Valor Econômico
O câmbio, beirando os R$ 6, empurra a inflação e o juro. E assim, o impacto fiscal ameaça transformar todo o esforço em enxugamento de gelo
Já ficou claro que vai sair cara a pressão do
presidente da República pela inclusão no pacote fiscal da isenção de Imposto de
Renda para quem ganha até R$ 5 mil. O câmbio, beirando os R$ 6, empurra a
inflação e o juro. E assim, o impacto fiscal ameaça transformar todo o esforço
em enxugamento de gelo.
Sim, era uma promessa de campanha, mas também
poderia sido deixado para 2025, com a mesma incidência a partir de 2026 como
agora foi proposto. Permitiria uma melhor gestão de expectativas, por um lado,
e ofereceria um bônus para seu eleitorado no ano da sucessão presidencial.
O presidente Luiz Inácio Lula da Silva parece ter sido movido não apenas pela necessidade de compensar a alteração na regra de reajuste do salário mínimo mas também pela ânsia de encontrar uma ponte para o universo dos pequenos empreendedores que tem desafiado e, em muitos casos, derrotado o governo, vide a proposta para os motoristas de aplicativos.
O problema é que não basta uma benesse do
gênero. Este público é, em grande parte, o núcleo duro da votação de Pablo
Marçal (1,7 milhão), cujas ambições são mais calcadas na certeza de que é a fé
cega na teologia do empreendedorismo que vai enriquecê-lo.
Para esse público, tudo o que o governo pode
fazer é não atrapalhá-lo, o que casa com a proposta de isenção do IR. Mas a
proposta é que a isenção valha apenas em 2026, abrindo uma longa e larga
avenida para desinformação e decepção. Só lembrando que o ambiente digital onde
tudo isso prospera continua desregulado e, pelas difíceis perspectivas do
julgamento no Supremo Tribunal Federal do artigo 19 do Marco Civil da Internet,
assim permanecerá.
Ao bancar esta proposta e pressionar as
expectativas do mercado, o presidente fragilizou a posição do governo frente ao
Congresso. Pode ser real a disposição demonstrada pelo presidente do Senado,
Rodrigo Pacheco (PSD-MG), em aprovar o pacote a toque de caixa, mas o preço a
ser cobrado será descontado da economia projetada.
Ao explicar as medidas, o ministro Fernando
Haddad buscou conter esta frustração de expectativas do mercado lembrando que o
Congresso não poderá aprovar a isenção sem a devida compensação. Pelo pacote,
esta se daria pela taxação das rendas acima de R$ 50 mil.

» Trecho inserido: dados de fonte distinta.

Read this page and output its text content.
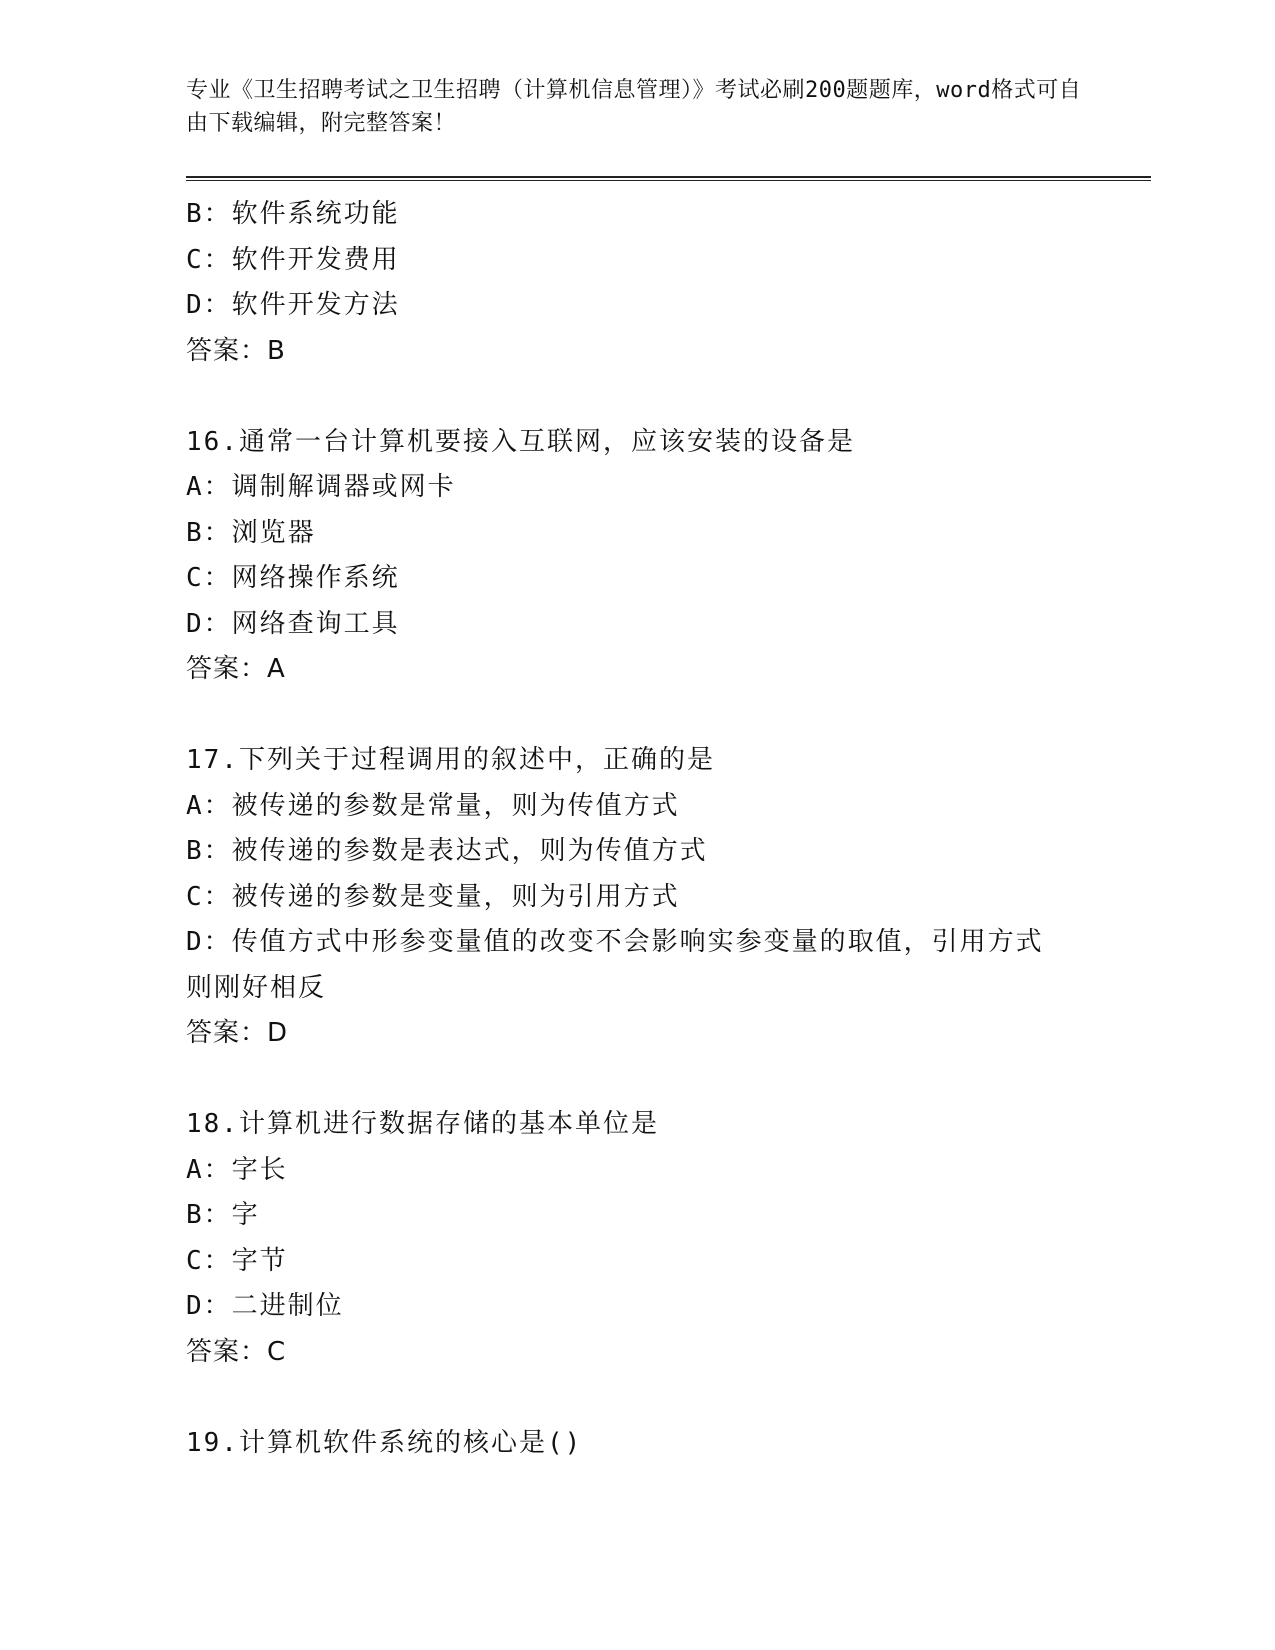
专业《卫生招聘考试之卫生招聘（计算机信息管理）》考试必刷200题题库，word格式可自由下载编辑，附完整答案！
B：软件系统功能
C：软件开发费用
D：软件开发方法
答案：B
16.通常一台计算机要接入互联网，应该安装的设备是
A：调制解调器或网卡
B：浏览器
C：网络操作系统
D：网络查询工具
答案：A
17.下列关于过程调用的叙述中，正确的是
A：被传递的参数是常量，则为传值方式
B：被传递的参数是表达式，则为传值方式
C：被传递的参数是变量，则为引用方式
D：传值方式中形参变量值的改变不会影响实参变量的取值，引用方式则刚好相反
答案：D
18.计算机进行数据存储的基本单位是
A：字长
B：字
C：字节
D：二进制位
答案：C
19.计算机软件系统的核心是()
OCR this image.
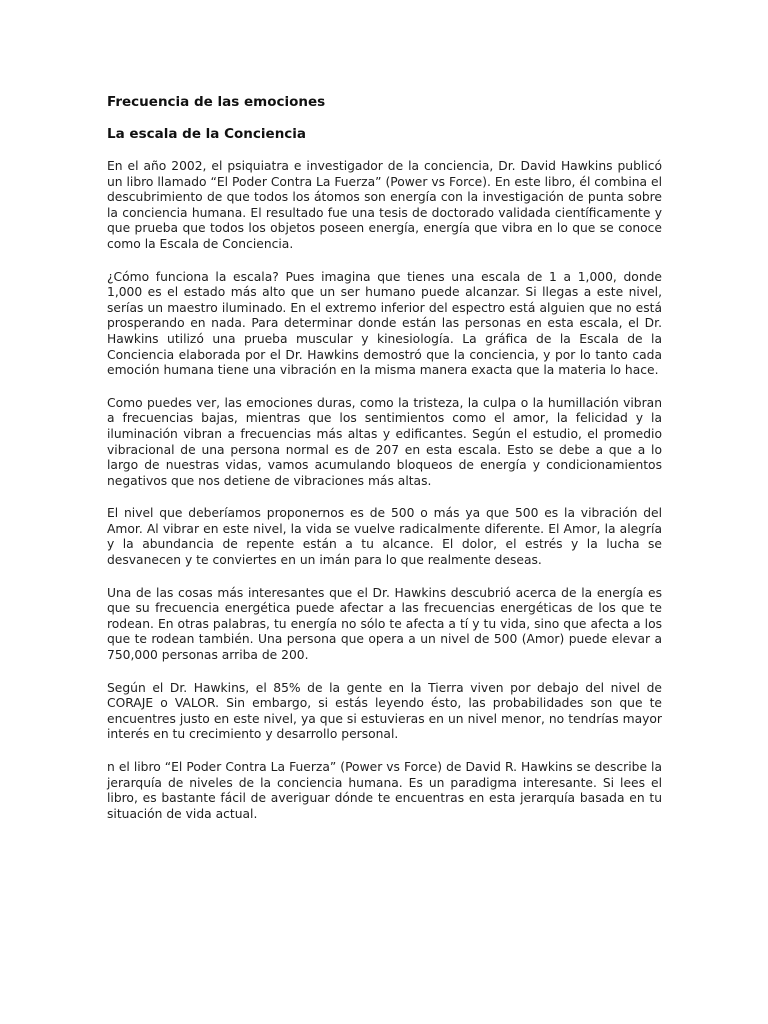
Frecuencia de las emociones
La escala de la Conciencia

En el año 2002, el psiquiatra e investigador de la conciencia, Dr. David Hawkins publicó un libro llamado “El Poder Contra La Fuerza” (Power vs Force). En este libro, él combina el descubrimiento de que todos los átomos son energía con la investigación de punta sobre la conciencia humana. El resultado fue una tesis de doctorado validada científicamente y que prueba que todos los objetos poseen energía, energía que vibra en lo que se conoce como la Escala de Conciencia.

¿Cómo funciona la escala? Pues imagina que tienes una escala de 1 a 1,000, donde 1,000 es el estado más alto que un ser humano puede alcanzar. Si llegas a este nivel, serías un maestro iluminado. En el extremo inferior del espectro está alguien que no está prosperando en nada. Para determinar donde están las personas en esta escala, el Dr. Hawkins utilizó una prueba muscular y kinesiología. La gráfica de la Escala de la Conciencia elaborada por el Dr. Hawkins demostró que la conciencia, y por lo tanto cada emoción humana tiene una vibración en la misma manera exacta que la materia lo hace.

Como puedes ver, las emociones duras, como la tristeza, la culpa o la humillación vibran a frecuencias bajas, mientras que los sentimientos como el amor, la felicidad y la iluminación vibran a frecuencias más altas y edificantes. Según el estudio, el promedio vibracional de una persona normal es de 207 en esta escala. Esto se debe a que a lo largo de nuestras vidas, vamos acumulando bloqueos de energía y condicionamientos negativos que nos detiene de vibraciones más altas.

El nivel que deberíamos proponernos es de 500 o más ya que 500 es la vibración del Amor. Al vibrar en este nivel, la vida se vuelve radicalmente diferente. El Amor, la alegría y la abundancia de repente están a tu alcance. El dolor, el estrés y la lucha se desvanecen y te conviertes en un imán para lo que realmente deseas.

Una de las cosas más interesantes que el Dr. Hawkins descubrió acerca de la energía es que su frecuencia energética puede afectar a las frecuencias energéticas de los que te rodean. En otras palabras, tu energía no sólo te afecta a tí y tu vida, sino que afecta a los que te rodean también. Una persona que opera a un nivel de 500 (Amor) puede elevar a 750,000 personas arriba de 200.

Según el Dr. Hawkins, el 85% de la gente en la Tierra viven por debajo del nivel de CORAJE o VALOR. Sin embargo, si estás leyendo ésto, las probabilidades son que te encuentres justo en este nivel, ya que si estuvieras en un nivel menor, no tendrías mayor interés en tu crecimiento y desarrollo personal.

n el libro “El Poder Contra La Fuerza” (Power vs Force) de David R. Hawkins se describe la jerarquía de niveles de la conciencia humana. Es un paradigma interesante. Si lees el libro, es bastante fácil de averiguar dónde te encuentras en esta jerarquía basada en tu situación de vida actual.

De fato, vai ser difícil para o Congresso se
opor à isenção do IR para a renda até R$ 5 mil, mas apostar na cobrança da
conta sobre os mais ricos é ignorar como a proposta de taxação de fundos
exclusivos entrou e saiu do Congresso. A alíquota, inicialmente proposta em 15%
findou em 8%.
O governo tem uma boa interlocução com a
cúpula dos grandes bancos, como o almoço de fim de ano da Federação dos Bancos
com a presença de três ministros (Haddad, Simone Tebet e Alexandre Padilha)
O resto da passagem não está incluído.